Report de l’âge légal : nécessité ou choix politique ?
Mais une fois cet état des lieux financier posé, la question du financement de ce déficit reste ouverte. Afin d’équilibrer le régime des retraites, trois pistes s’offrent à l’exécutif :
- Travailler plus longtemps, et donc faire payer les actifs, soit en repoussant l’âge légal, soit en augmentant la durée de cotisation
- Diminuer les pensions, et donc faire payer les retraités
- Augmenter les cotisations salariales et patronales, et donc faire payer les entreprises
Ces options pourraient d’ailleurs être mises en œuvre en même temps, comme lors de la réforme Touraine de 2014, qui avait allié allongement de la durée de cotisation, augmentation des cotisations retraite et mise à contribution des retraités. Depuis la campagne présidentielle, Emmanuel Macron a régulièrement exprimé son désaccord avec les deux dernières options, refusant de diminuer le niveau de vie des retraités ou de faire peser la pression du financement du régime des retraites sur les entreprises, justifiant ainsi la « nécessité » d’une mesure d’âge.
Le COR précise que si l’équilibrage financier du régime doit reposer uniquement sur des mesures d’âge, et que la participation de l’Etat au financement reste inchangée, il faudra porter l’âge effectif de départ – et non pas l’âge légal – à 64,1 ans en 2032, soit une augmentation de 0,7 an. Il serait d’ailleurs possible de ramener cet âge de départ à 63,7 ans en 2070, soit 0,2 an de moins qu’actuellement, tout en laissant le régime à l’équilibre. Pour augmenter l’âge effectif de départ, l’exécutif pourrait reporter l’âge légal de départ, ou bien augmenter la durée de cotisation.
Les autres pistes de financement, ou comment trouver 10 milliards par an ?
La piste privilégiée par le gouvernement est aussi celle des Think tanks libéraux comme l’Ifrap, qui alertent sur le déficit du régime et militent pour un équilibrage par une augmentation de l’âge de départ. Côté social-démocrate, une note de Terra Nova évoque d’autres pistes de financement, sans exclure de mesures d’âge « raisonnables. » Ainsi, d’après cette note, 4 milliards d’euros, soit la moitié du déficit prévu pour 2027, pourraient être récoltés en revenant sur les allègements de cotisations au-dessus de 1,6 SMIC, jugées inefficaces par le Conseil d’analyse économique (CAE), rattaché aux services du Premier ministre.
L’économiste de la protection sociale, Michaël Zemmour, propose dans Alternatives économiques « Cinq pistes pour combler le déficit des retraites sans se fatiguer », en mettant notamment sur la table le retour sur les 8 milliards de baisses des impôts de production entérinées par le budget pour 2023, comme la suppression de la CVAE, ou bien l’augmentation les cotisations de 0,8 point, pour 12 milliards d’euros par an.
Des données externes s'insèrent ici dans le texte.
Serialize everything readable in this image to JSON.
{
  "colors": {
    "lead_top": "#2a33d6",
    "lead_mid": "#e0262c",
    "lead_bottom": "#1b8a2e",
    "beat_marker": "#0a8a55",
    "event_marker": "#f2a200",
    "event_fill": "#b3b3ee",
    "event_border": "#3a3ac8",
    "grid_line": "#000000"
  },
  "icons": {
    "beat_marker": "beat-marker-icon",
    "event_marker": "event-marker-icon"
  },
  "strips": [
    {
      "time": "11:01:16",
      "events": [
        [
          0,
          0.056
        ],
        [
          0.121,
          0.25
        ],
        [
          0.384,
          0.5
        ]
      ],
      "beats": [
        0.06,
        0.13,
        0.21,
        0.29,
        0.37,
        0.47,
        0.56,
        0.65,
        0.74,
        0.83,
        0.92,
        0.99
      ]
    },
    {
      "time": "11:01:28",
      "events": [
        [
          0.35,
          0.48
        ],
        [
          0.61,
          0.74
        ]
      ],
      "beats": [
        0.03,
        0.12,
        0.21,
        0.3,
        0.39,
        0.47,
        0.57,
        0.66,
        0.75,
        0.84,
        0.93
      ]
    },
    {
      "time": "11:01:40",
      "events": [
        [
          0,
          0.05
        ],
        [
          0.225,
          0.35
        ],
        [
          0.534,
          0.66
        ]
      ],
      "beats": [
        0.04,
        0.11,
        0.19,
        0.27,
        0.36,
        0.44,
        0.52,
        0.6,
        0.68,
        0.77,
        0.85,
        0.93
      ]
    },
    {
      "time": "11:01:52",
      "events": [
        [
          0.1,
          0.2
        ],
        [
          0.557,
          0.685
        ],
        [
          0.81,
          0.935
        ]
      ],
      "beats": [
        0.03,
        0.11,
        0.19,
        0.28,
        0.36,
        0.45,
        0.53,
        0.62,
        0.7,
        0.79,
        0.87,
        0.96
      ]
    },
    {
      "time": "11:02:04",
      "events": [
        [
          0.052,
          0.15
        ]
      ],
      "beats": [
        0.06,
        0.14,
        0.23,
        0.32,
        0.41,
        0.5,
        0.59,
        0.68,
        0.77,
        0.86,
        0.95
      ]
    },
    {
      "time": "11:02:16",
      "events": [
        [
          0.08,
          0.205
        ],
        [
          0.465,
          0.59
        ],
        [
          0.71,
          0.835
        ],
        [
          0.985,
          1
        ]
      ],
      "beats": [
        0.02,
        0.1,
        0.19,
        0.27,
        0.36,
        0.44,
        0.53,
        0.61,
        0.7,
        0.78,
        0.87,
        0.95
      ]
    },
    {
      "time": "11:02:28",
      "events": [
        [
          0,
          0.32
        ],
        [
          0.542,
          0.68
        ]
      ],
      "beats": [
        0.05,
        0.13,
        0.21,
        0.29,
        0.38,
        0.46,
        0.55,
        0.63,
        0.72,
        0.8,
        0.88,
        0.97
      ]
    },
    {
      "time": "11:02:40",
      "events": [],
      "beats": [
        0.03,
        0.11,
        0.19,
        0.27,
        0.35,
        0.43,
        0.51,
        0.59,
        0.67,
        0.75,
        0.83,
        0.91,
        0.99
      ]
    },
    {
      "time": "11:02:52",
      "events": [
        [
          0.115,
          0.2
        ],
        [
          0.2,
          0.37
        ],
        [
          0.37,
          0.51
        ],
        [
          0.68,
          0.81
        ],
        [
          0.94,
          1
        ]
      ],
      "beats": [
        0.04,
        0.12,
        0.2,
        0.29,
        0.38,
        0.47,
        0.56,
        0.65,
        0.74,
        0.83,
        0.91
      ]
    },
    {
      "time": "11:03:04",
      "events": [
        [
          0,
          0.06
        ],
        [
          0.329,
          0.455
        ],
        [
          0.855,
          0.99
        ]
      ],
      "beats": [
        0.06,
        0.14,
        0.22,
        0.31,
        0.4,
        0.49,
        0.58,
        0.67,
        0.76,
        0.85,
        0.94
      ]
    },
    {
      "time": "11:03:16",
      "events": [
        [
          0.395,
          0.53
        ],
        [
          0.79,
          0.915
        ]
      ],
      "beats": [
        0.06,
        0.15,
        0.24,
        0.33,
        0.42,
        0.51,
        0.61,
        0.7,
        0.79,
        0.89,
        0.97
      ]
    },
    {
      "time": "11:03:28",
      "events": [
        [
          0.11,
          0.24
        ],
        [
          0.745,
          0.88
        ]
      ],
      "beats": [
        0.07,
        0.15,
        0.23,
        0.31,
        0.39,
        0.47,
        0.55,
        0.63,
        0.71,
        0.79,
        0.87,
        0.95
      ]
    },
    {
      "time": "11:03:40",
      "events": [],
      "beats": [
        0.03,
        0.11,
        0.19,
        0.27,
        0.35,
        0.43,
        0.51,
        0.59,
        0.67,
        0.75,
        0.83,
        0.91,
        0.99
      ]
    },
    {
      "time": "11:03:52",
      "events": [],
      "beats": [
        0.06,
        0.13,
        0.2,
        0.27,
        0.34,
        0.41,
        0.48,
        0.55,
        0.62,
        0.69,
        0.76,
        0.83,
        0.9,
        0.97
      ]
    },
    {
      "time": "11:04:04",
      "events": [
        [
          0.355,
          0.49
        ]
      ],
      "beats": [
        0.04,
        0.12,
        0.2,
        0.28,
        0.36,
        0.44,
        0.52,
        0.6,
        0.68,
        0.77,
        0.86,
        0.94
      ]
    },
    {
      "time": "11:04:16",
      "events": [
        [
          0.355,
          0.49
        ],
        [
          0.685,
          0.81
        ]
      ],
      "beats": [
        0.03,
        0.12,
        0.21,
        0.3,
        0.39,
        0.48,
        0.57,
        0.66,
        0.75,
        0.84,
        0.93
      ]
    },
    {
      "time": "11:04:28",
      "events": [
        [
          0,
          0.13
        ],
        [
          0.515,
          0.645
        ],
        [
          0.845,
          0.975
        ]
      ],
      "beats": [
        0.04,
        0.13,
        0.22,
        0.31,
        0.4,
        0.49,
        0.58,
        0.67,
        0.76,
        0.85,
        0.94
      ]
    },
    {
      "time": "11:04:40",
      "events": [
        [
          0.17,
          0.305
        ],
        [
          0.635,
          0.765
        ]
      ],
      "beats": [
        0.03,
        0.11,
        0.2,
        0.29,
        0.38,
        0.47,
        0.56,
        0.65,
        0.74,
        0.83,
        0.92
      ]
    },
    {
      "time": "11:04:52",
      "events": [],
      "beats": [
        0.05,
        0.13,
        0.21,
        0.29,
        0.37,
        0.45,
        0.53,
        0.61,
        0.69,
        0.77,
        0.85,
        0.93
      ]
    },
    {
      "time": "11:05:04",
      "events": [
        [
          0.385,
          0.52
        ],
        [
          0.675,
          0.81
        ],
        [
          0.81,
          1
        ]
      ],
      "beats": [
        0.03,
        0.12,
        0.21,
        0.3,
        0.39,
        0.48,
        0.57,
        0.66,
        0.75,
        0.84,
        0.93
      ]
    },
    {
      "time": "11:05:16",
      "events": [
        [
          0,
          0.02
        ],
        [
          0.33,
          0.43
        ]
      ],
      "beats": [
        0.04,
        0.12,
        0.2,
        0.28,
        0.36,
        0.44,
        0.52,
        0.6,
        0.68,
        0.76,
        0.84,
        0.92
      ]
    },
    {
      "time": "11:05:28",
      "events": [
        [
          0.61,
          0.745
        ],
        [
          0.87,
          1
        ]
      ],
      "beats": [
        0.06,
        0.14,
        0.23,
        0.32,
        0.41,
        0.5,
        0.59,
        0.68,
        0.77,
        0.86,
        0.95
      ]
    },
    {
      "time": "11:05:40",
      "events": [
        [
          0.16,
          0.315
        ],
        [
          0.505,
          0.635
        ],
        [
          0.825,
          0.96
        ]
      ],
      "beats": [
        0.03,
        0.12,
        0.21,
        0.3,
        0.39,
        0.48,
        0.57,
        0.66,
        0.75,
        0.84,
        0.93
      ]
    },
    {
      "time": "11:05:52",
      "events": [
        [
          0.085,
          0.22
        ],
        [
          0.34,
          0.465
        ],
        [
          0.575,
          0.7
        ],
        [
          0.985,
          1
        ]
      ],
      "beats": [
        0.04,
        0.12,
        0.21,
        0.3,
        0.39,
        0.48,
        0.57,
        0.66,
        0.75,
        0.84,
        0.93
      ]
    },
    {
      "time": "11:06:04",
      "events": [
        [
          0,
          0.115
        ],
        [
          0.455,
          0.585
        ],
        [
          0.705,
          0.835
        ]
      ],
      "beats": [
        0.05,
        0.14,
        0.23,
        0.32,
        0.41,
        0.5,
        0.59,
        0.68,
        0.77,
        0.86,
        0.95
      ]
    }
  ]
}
« Ce qu’on exclut, en revanche, c’est de baisser le montant des retraites ou d’alourdir le coût du travail par des cotisations supplémentaires », répond pour le moment la Première ministre, alors que toutes les organisations syndicales sont opposées à un report de l’âge légal. La position du gouvernement devrait être définitivement arrêtée le 10 janvier prochain.